Brahms Piano Pieces from Texas
Precious Piano Pieces
New Bern, NC – In his usual self-depreciating way, Johannes Brahms wrote to his friends of a "tiny, tiny piano concerto with a tiny, tiny wisp of a scherzo" and of "a bunch of little piano pieces."
History reveals that from its opening horn call with the piano soon taking over the proceeedings to its "child-like" finale, the Piano Concerto No.2 by Brahms is one of those lonumental- and still popular- works for piano and orchestra. That it's also one of my favorites probably shouldn't color this review, but sometimes I can't help myself.
Not only do I love this concerto. The performance here by Montreal-born pianist Marc-Andre Hamelin and the Dallas Symphony Orchestra, under the direction of Andrew Litton has kept me under its spell for the last couple of weeks.

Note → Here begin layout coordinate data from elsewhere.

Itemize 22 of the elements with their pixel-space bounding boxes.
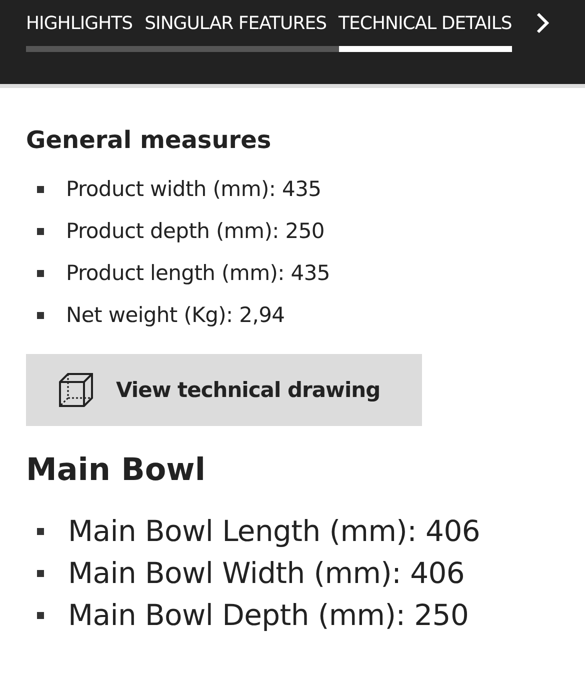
cube-icon xyxy=(58,372,94,408)
spec-item: Main Bowl Depth (mm): 250 xyxy=(68,598,469,632)
bullet-icon xyxy=(37,570,44,576)
section-title: Main Bowl xyxy=(26,452,206,488)
section-title: General measures xyxy=(26,126,272,154)
tab[interactable]: HIGHLIGHTS xyxy=(26,13,133,52)
spec-item: Main Bowl Length (mm): 406 xyxy=(68,514,480,548)
spec-item: Product length (mm): 435 xyxy=(66,261,330,285)
tab[interactable]: SINGULAR FEATURES xyxy=(144,13,327,52)
bullet-icon xyxy=(37,270,44,276)
bullet-icon xyxy=(37,186,44,192)
bullet-icon xyxy=(37,528,44,534)
bullet-icon xyxy=(37,228,44,234)
bullet-icon xyxy=(37,312,44,318)
spec-item: Product depth (mm): 250 xyxy=(66,219,324,243)
tab[interactable]: TECHNICAL DETAILS xyxy=(338,13,512,52)
spec-item: Product width (mm): 435 xyxy=(66,177,322,201)
spec-item: Net weight (Kg): 2,94 xyxy=(66,303,285,327)
view-drawing-button[interactable]: View technical drawing xyxy=(26,354,422,426)
chevron-right-icon[interactable] xyxy=(536,12,550,34)
bullet-icon xyxy=(37,612,44,618)
spec-item: Main Bowl Width (mm): 406 xyxy=(68,556,465,590)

Brahms (1833-97) completed his second concerto in 1881 near his adopted home city of Vienna. It's in four movements instead of the usual three for a concerto,and begins with a plaintive horn call that the piano seems to take over even before the horn player has a chance to finish.
The second movement- the 'extra" one- is even more powerful than the first, with the piano gushing out its opening theme before the orchestra comes in to calm the soloist.
The warm sounds of the solo cello- played here by Christopher Adkins-begins the beautiful third movement, while the pianist get a much-needed rest after the previous workout. When the pianist does arrive, it's with soothing music that fits the character of the cello's theme.
The rippling music of the finale has been described as child-like in mood, although the skill necessary to play it is anything but simple. This exuberant music brings to a close one of the greatest of all piano concertos. While I'll never forget my old LP of of pianist Rudolph Serkin and the Cleveland Orchestra with conductor George Szell in this music. Hamelin, Litton, and the Dallas players turn in a more credible job.
Hamlin rounds out this CD with the Four Piano Pieces, Op 119, that date to 1896 and were the last piano works Brahms completed. There are three gentle intermezzi and a lively rhapsody.
The aging Clara Wieck Schumann- Robert Schumann's widow and Brahms'close friend- is quoted by Brahms biographer, Malcolm MacDonald, as describing the first gentle intermezzo a a "grey pearl. Do you know them? They look as if they were veiled and are very precious."